Share your detailed training brief early and often! For me this was especially important, I was not involved in the initial discussions with the client and so by the time I got to talk to the developers on the ground some details and requirements were lost in translation. In fact as I started to layout the training topics I was immediately challenged about the usefulness of the entire course, clearly client communication and expectations were at issue. This left me with two choices, only talk about what was strictly defined on the signed work order and annoy/bore my target audience or spend some additional time meeting the needs of the client. I elected to do the later, but even then I could only do so by pushing hard through the target material and spending hours of my evening preparing additional content for the final day. In the future (if I do this again) I will ensure that the developers (leads and managers especially) get the detailed training brief long before I arrive.

Own your material

The training material was carefully curated by the former trainer and they were thorough, succinct and accurate. Regardless, those materials were not mine, I never had the time to make that material more appropriate for a presentation that I would give and so I found myself constantly at odds with the pace of the course. In hindsight I would have changed the material to better match my approach and teaching cadence. The truth is I have never done this before, in this format and as such I was the victim of the 3rd order ignorance (I did not know what I did not know). This may have been a case of just not being familiar enough with this particular set of documents but either way it always felt like I was teaching someone else’s stuff, during the potential next iteration I feel I would need to do more to ensure that the course material is second nature for me.

Know your audience

One of the biggest and most inaccurate assumptions I made going into this training course was that the developers were new to the subject and the training material. This was not true, in fact almost everyone was aware of our product and its associated SDK, and had at least one years experience. A few of the developers had been actively working on Corillian products longer than I had and while this initially changed my approach, it ended up being a great boon. During the class folks with more experience were happy to help those with less experience and this was actually critical to ensuring that we covered the material in time. Having this level of expertise listening to your every word does have the potential to highlight philosophical design differences and for the most part I was happy to concede most of those points with caveats, and in doing so I felt like I won the smartest people in the room over to my cause.

Organize a life line

In complex training courses with multiple moving parts something is always bound to go wrong, in fact it should be assumed that something will go wrong. Our course took advantage of Virtual Machines provided by a company called Vaasnet and at least two developers had irreparable issues arise due to faulty VMs. Thankfully I had my Vaasnet support contacts on speed dial and they were able to get us back online in no time, additionally I had contacts at the office ready to research specific issues that came up. Ensuring that I could focus on the training material rather than non-related technical issues was critical to guaranteeing that we kept up with our agenda. I would also suggest the use of an independent Wi-Fi hotspot, relying on corporate networks to allow you access to the public internet is a little naïve in this day and age.

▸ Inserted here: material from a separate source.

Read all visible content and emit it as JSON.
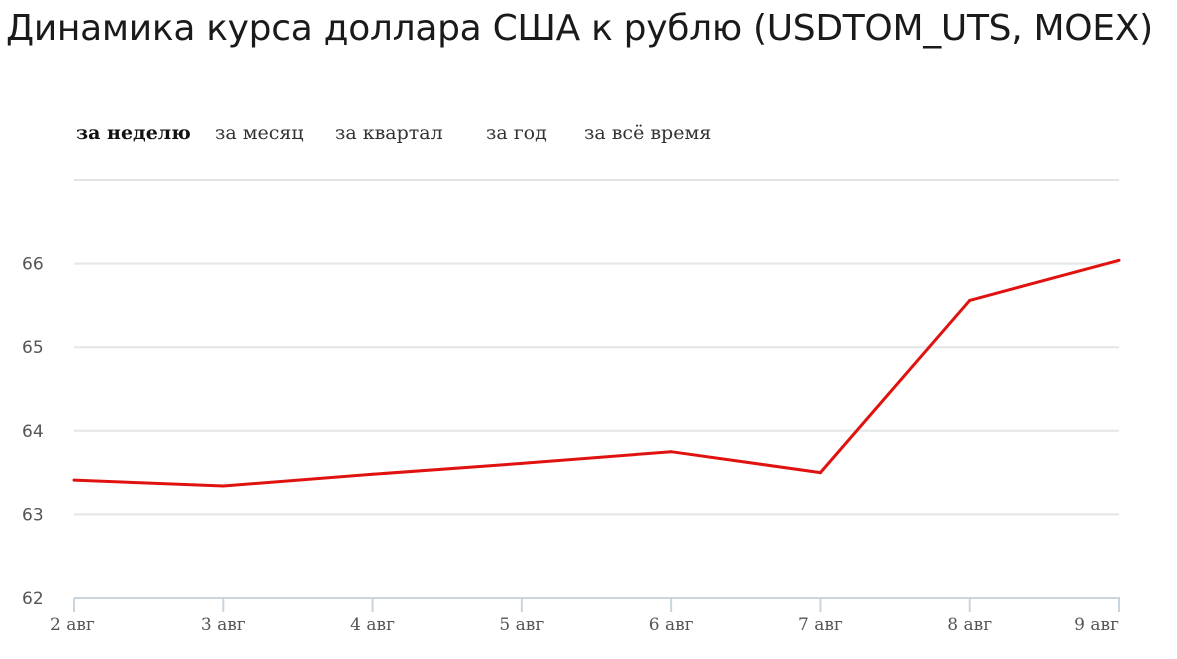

Measure your success (or failure)

Measuring success was something I thought about on the last day just hours before I was scheduled to bring the course to a close, and that was just too late. While I set clear objectives, reiterated those objectives, and also spoke about them in daily reviews, at no point did I survey the group on how well the training went. I am confident in the material I presented, I just believe objective feedback about my personal performance is a really important metric. This was an oversight on my part but thankfully our training manager has already started a plan to follow up with the client.

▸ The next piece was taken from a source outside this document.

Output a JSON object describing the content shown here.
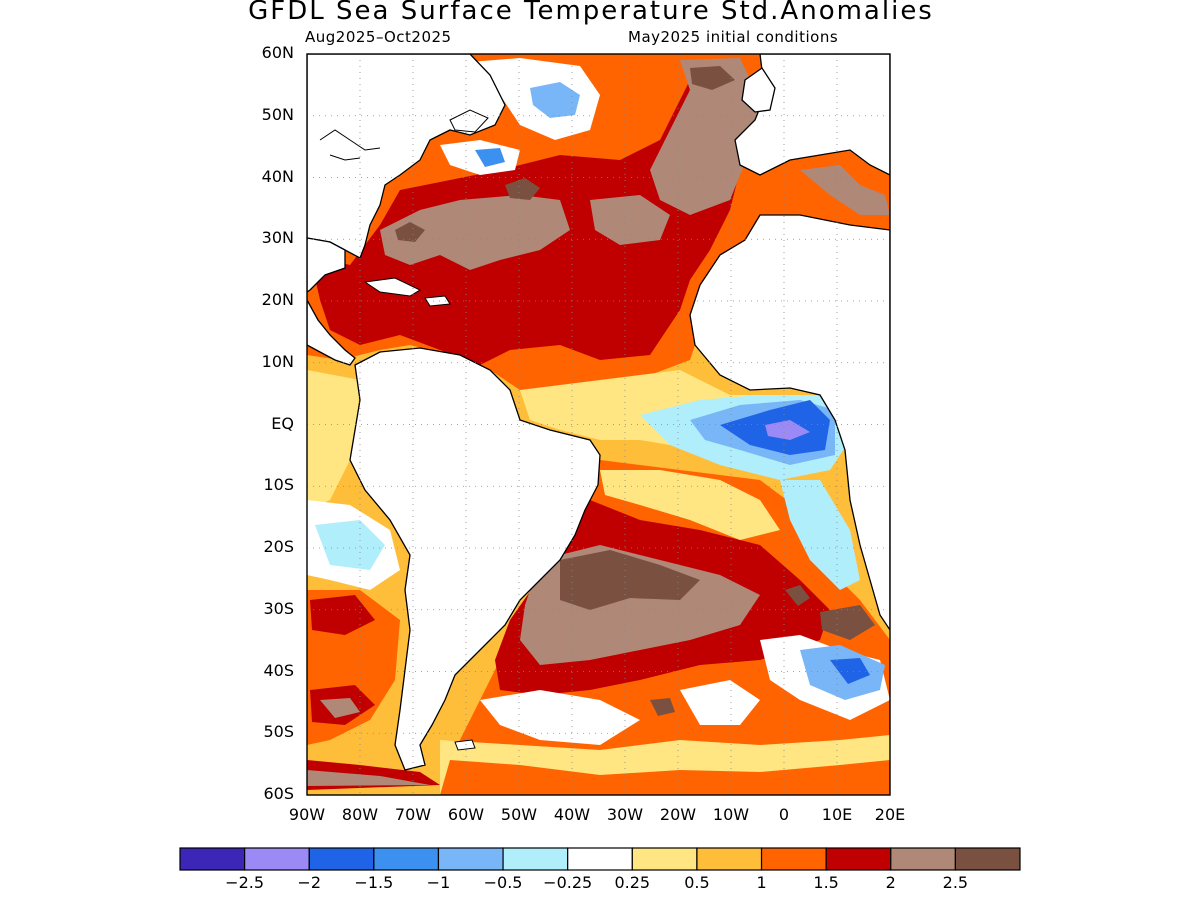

It is clear to me that I have a lot to learn about training, and while I would describe my first attempt as a passable success I think I also need to refine my approach. This has honestly been an interesting fork from my day to day activities and I will soon have to make a decision about whether I want to do this again.

For the historical record this job was heretofore brilliantly executed by Phil Weber, he has moved onto greener pastures at New Relic, in fact Phil was one of the developers who trained me when I first joined Corillian.